Davies was a member of the UK Government Football Task Force from 1997 to 2000 and was part of the UK Government Business, Culture and Sport delegation to China in 2005. He also chaired the UK Government Free To Air/Listed Events panel in 2008 and 2009. He worked with the British Olympic Association from 1999 to 2006, during which time London bid successfully to stage the 2012 Olympic and Paralympic Games. He served as a partner in the Iraq United sport development programme from 2004 to 2006 and was a senior advisor to the CEO of the 2010 FIFA World Cup in South Africa. He was a senior consultant for change agents Scott Wilson Group, which was appointed in September 2010 by the Hong Kong FA to lead the reform and restructuring of football on the island. His portfolio of consultancies has included roles with Coutts in London and Wiggin LLP. Over several years he chaired sporting and other conferences, including for ABTA and Soccerex.

==Charity work==

Davies helped to stage a Game of Peace in the Olympic Stadium in Kabul, Afghanistan in 2003. Between 2013 and 2016, he was a board member of International Inspiration, a charity which promotes access to sport, play, and physical exercise for low and middle income families with children around the world. He was a founding member of football's anti-racism Kick It Out campaign in England, and part of the initial sports steering group for the NSPCC. In 2014, he became a trustee for CAFE, which works across Europe for disability awareness, and is a Vice President of Level Playing Field which campaigns for accessibility to sport and sports stadia for disabled people in England and Wales.

==Personal life==
Davies is a qualified teacher and holds a certificate of education from the University of Oxford and a BA (Econ) in politics from the University of Sheffield.

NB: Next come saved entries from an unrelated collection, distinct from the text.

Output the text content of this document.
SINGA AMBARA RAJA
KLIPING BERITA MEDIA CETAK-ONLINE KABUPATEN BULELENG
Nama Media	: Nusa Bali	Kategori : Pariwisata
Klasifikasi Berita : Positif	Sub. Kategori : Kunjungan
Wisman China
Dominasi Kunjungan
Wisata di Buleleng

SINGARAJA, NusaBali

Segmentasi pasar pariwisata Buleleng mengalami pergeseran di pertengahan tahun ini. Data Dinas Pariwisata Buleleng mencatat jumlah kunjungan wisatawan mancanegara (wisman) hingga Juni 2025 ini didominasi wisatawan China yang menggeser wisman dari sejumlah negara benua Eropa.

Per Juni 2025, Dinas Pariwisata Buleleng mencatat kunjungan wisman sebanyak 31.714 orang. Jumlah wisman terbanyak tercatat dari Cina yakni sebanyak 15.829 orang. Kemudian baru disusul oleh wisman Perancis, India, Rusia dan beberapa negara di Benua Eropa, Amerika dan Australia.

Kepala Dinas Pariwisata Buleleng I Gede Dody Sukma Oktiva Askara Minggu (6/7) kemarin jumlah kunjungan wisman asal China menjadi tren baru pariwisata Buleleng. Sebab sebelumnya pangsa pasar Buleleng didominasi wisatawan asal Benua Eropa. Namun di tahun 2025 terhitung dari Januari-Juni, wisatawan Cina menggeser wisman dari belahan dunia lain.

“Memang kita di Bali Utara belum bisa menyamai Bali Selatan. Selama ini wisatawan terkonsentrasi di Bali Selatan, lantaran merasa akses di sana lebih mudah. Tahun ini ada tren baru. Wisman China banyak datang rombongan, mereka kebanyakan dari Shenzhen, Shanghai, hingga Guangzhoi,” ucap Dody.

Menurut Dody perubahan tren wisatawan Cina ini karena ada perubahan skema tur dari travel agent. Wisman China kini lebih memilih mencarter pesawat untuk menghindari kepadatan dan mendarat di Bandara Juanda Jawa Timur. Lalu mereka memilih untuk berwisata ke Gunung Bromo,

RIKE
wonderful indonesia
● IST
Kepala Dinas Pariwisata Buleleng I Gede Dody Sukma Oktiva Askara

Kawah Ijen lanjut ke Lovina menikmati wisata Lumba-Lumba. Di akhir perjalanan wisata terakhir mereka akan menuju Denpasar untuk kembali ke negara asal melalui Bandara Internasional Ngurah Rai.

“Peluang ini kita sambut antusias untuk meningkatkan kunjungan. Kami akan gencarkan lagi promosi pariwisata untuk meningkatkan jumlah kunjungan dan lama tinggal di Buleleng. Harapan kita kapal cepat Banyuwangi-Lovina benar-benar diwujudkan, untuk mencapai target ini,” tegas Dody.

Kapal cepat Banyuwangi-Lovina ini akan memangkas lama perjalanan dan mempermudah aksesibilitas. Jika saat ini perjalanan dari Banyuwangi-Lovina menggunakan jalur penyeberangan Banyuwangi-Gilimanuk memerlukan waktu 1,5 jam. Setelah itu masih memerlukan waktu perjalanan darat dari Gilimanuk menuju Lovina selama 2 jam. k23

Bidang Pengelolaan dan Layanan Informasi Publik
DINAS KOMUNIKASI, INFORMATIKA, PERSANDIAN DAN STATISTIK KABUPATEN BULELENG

He lives in the West Midlands of England near Birmingham with his wife Susan, and has two daughters, Amanda and Caroline, and one granddaughter, Molly. Amanda Davies is a sports correspondent and presenter for CNN International.

Davies was awarded an OBE for services to sport in the 2007 New Year Honours. He is also a Royal Television Society Member and Lancashire County Cricket Club. Since 2012, he has been a Council Member at the University of Birmingham, and most recently a governor of the University of Birmingham School.